SINAVIN İÇERİĞİ NASIL OLACAK?

“Görüş birliği halinde avukatlık için sınavın yapılmasının zorunlu ve gerekli olduğu kabul edildi” diyerek hukuk fakültesinden mezun olup avukat olmak isteyenlerin mesleki yeterlilik sınavına tabi olacağını açıklayan Prof. Dr. Nuhoğlu şunları söyledi.

“Çünkü dünyada avukatlıkta sınav olmayan tek ülke kaldı; Türkiye. Sınav yapılacak ama ‘içeriği nasıl olmalı, kim yapmalı?’ bu konuları da ele aldık. Sınavın çoktan seçmeli, tez şeklinde olacağı belirtildi. Tabi bu görüşe karşı çıkanlar da oldu. Daha ucu açık sorularla öğrencinin muhakeme yeteneğini, analitik düşünme yeteneğini ölçen bir sınav yapılması gerektiği de haklı olarak belirtildi.”

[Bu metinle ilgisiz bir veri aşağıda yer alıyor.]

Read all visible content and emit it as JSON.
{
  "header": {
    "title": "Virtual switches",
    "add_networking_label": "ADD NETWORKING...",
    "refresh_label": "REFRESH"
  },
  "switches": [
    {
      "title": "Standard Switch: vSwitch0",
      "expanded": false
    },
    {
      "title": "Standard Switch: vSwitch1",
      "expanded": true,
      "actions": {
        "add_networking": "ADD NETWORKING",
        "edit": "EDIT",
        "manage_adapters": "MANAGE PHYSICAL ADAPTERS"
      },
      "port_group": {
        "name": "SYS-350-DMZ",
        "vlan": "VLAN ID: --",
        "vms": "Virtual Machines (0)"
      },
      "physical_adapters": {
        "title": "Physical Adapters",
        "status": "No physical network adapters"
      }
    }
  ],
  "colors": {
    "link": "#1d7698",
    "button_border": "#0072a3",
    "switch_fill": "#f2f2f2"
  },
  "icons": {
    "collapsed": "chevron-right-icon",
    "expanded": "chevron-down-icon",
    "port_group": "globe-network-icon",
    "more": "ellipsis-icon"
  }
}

ÇOK FAZLA HUKUK FAKÜLTESİ OLMASINDAN ŞİKAYETÇİLER

Akademisyenlerin çok fazla hukuk fakültesi olduğundan şikayetçi olduğunu dile getiren Prof. Dr. Nuhoğlu, “Hukuk eğitiminde sınav gelmeli. Çok fazla hukuk fakültesi var. Eğitimin düzeyi çok farklı. O bakımdan mutlaka sınav gelmeli. Fakat bu sınavların çoktan seçmeli olmaması lazım. Çünkü öğrencinin muhakeme yeteneğini ölçmemiz gerekiyor. Bir de çoktan seçmeli sınavlar yaptığımız zaman öğrenciyi ezbere itiyoruz. Hâlbuki biz öğrencilere ‘ezberlemeyin, çeşitli çözüm metotları düşünebilin’ diyoruz. Fakat test yaptığımızda ezbere yönelteceğiz. O yüzden sınav gelmeli ama ucu açık sorularla bu sınav olmalı. Hukuk eğitimine katkısı olan her kurumdan insanların katıldığı bir komisyon tarafından ucu açık sorularla bu sınav yapılmalı” dedi.

METİN FEYZİOĞLU: ESKİ DÜZEN BİTTİ

Barolar Birliği Başkanı Metin Feyzioğlu ise konuşmasında, “bugün yaptıklarımızın sonuçlarını biz 10 ya da 20 sene sonra alacağız. Yaratıcılık ve sanat eklemek zorundayız. İnsan beyninin iki lobunun birlikte çalışmasını sağlayan bireyler yaratıcı olabilecek. Yeni dünya düzeninde hem matematik zekasını hem sanatını birlikte kullanabilenler yaratabilecek. Ders sayılarının mutlaka azalması lazım, gençlere çalışacak, araştıracak, sanat yapacak, üretecek, düşünecek imkanın verilmesi lazım. Eski düzen bitti. Biz bunu akademisyenler olarak hala anlamıyoruz ve içimize sindiremiyoruz. Ama daha az ders ve daha çok araştırma ve üretme zamanına ihtiyaç var. Diliyorum bu toplantı bunu düşünmeye vesile olur” şeklinde açıklamada bulundu.

ENVER YÜCEL: HUKUKUN MERKEZİ OLMALIYIZ

BAU Mütevelli Heyeti Başkanı Enver Yücel ise, “Hukukun, hukuk fakültelerinin itibarının, Hukukçularımızın, hakimlerimiz ve savcılarımızın, avukatlarımızın daha iyi ve güçlü yetiştirilmesi lazım. Hala avukatlık sınavı yok. Örneğin Amerika’da birçok hukuk okulu var. Ancak bunlardan mezun olanlara avukatlık vermiyorlar. Öyle bir yapıda, bu anlayışla böyle gidemeyiz. Hukukun merkezinin burada olmasını ve Türkiye’nin bütün hukuk okullarına destek vermemizi istiyorum. Onun için gerek rektörlüğüümüz gerekse mütevellimiz olarak hukuku destekliyoruz” diye konuştu.